Questão:
Olá professor,estudando para poder responder a questão quanto à revelia no processo do trabalho, estava a ler um artigo publicado por Maria Vitória Ribeiro Terra Franklin e ela ao falar de perempção se refere ao Art. 732 (os dois arquivamentos ocasionam a penalidade dos 6 meses e etc.) e posteriormente ela diz: "Vai mais além o Código de Processo Civil, quando, em seu Art. 268, registra a perda do direito de ação à parte que der causa a três arquivamentos pelo abandono da causa por mais de 30 dias." Dando a entender que com isso no caso de haver uma terceira hipótese de arquivamento (como o abandono por 30 dias) haveria a perempção na causa trabalhista nos moldes da descrita no art. 268 do CPC. O sr. acha que isso seria possível na seara trabalhista?
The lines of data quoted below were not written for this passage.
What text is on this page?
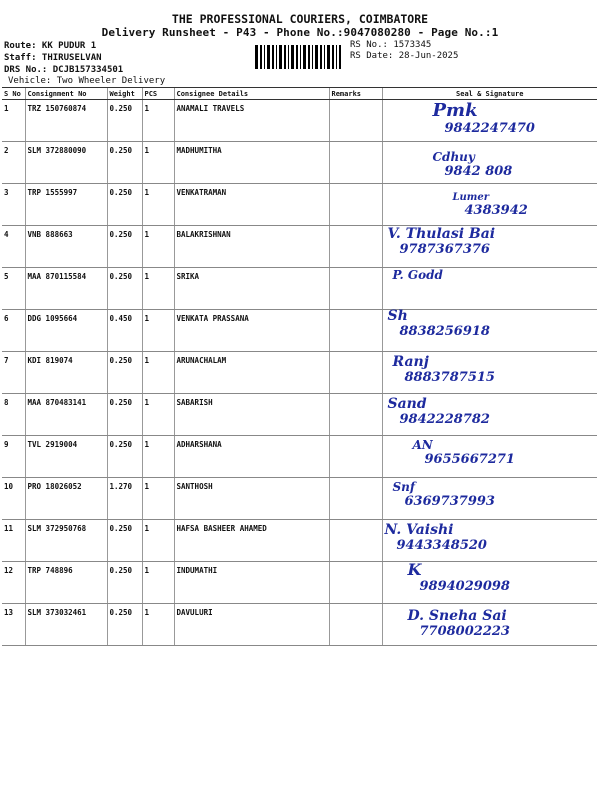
THE PROFESSIONAL COURIERS, COIMBATORE
Delivery Runsheet - P43 - Phone No.:9047080280 - Page No.:1
Route: KK PUDUR 1
Staff: THIRUSELVAN
DRS No.: DCJB157334501
Vehicle: Two Wheeler Delivery
RS No.: 1573345
RS Date: 28-Jun-2025
S No	Consignment No	Weight	PCS	Consignee Details	Remarks	Seal & Signature
1	TRZ 150760874	0.250	1	ANAMALI TRAVELS		Pmk
9842247470

2	SLM 372880090	0.250	1	MADHUMITHA		Cdhuy
9842 808

3	TRP 1555997	0.250	1	VENKATRAMAN		Lumer
4383942

4	VNB 888663	0.250	1	BALAKRISHNAN		V. Thulasi Bai
9787367376

5	MAA 870115584	0.250	1	SRIKA		P. Godd

6	DDG 1095664	0.450	1	VENKATA PRASSANA		Sh
8838256918

7	KDI 819074	0.250	1	ARUNACHALAM		Ranj
8883787515

8	MAA 870483141	0.250	1	SABARISH		Sand
9842228782

9	TVL 2919004	0.250	1	ADHARSHANA		AN
9655667271

10	PRO 18026052	1.270	1	SANTHOSH		Snf
6369737993

11	SLM 372950768	0.250	1	HAFSA BASHEER AHAMED		N. Vaishi
9443348520

12	TRP 748896	0.250	1	INDUMATHI		K
9894029098

13	SLM 373032461	0.250	1	DAVULURI		D. Sneha Sai
7708002223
Ou seja, no caso de duas causas de arquivamento se aplicar o art. 732 da CLT e na terceira hipótese de se arquivar ser aplicado de forma subsidiária o CPC com o seu dispositivo 268, o que ocasionaria a extinção do processo sem julgamento de mérito (art. 267) - mesmo que esta pena seja mais gravosa que a prevista no CPC - por haver agora perempção nos moldes do processo civil? Não sei se essa questão seria cabível de ser discutida no blog, mas, até para não tumultuar o "post" da questão preferi abordá-la por e-mail mesmo.Att.,Lauro Ericksen
Caro Lauro e demais alunos,
Com as vênias de praxe aos que diferentemente pensam, creio que não se aplicam ao processo do trabalho o parágrafo único do art. 268 combinado com o inciso III do art. 267, todos do CPC, segundo os quais se tem que, se o autor der causa, por três vezes, à extinção do processo por abandonar a causa por mais de trinta dias, não promovendo os atos e diligências que lhe competir, não poderá intentar nova ação contra o réu com o mesmo objeto, ficando-lhe ressalvada, entretanto, a possibilidade de alegar em defesa o seu direito.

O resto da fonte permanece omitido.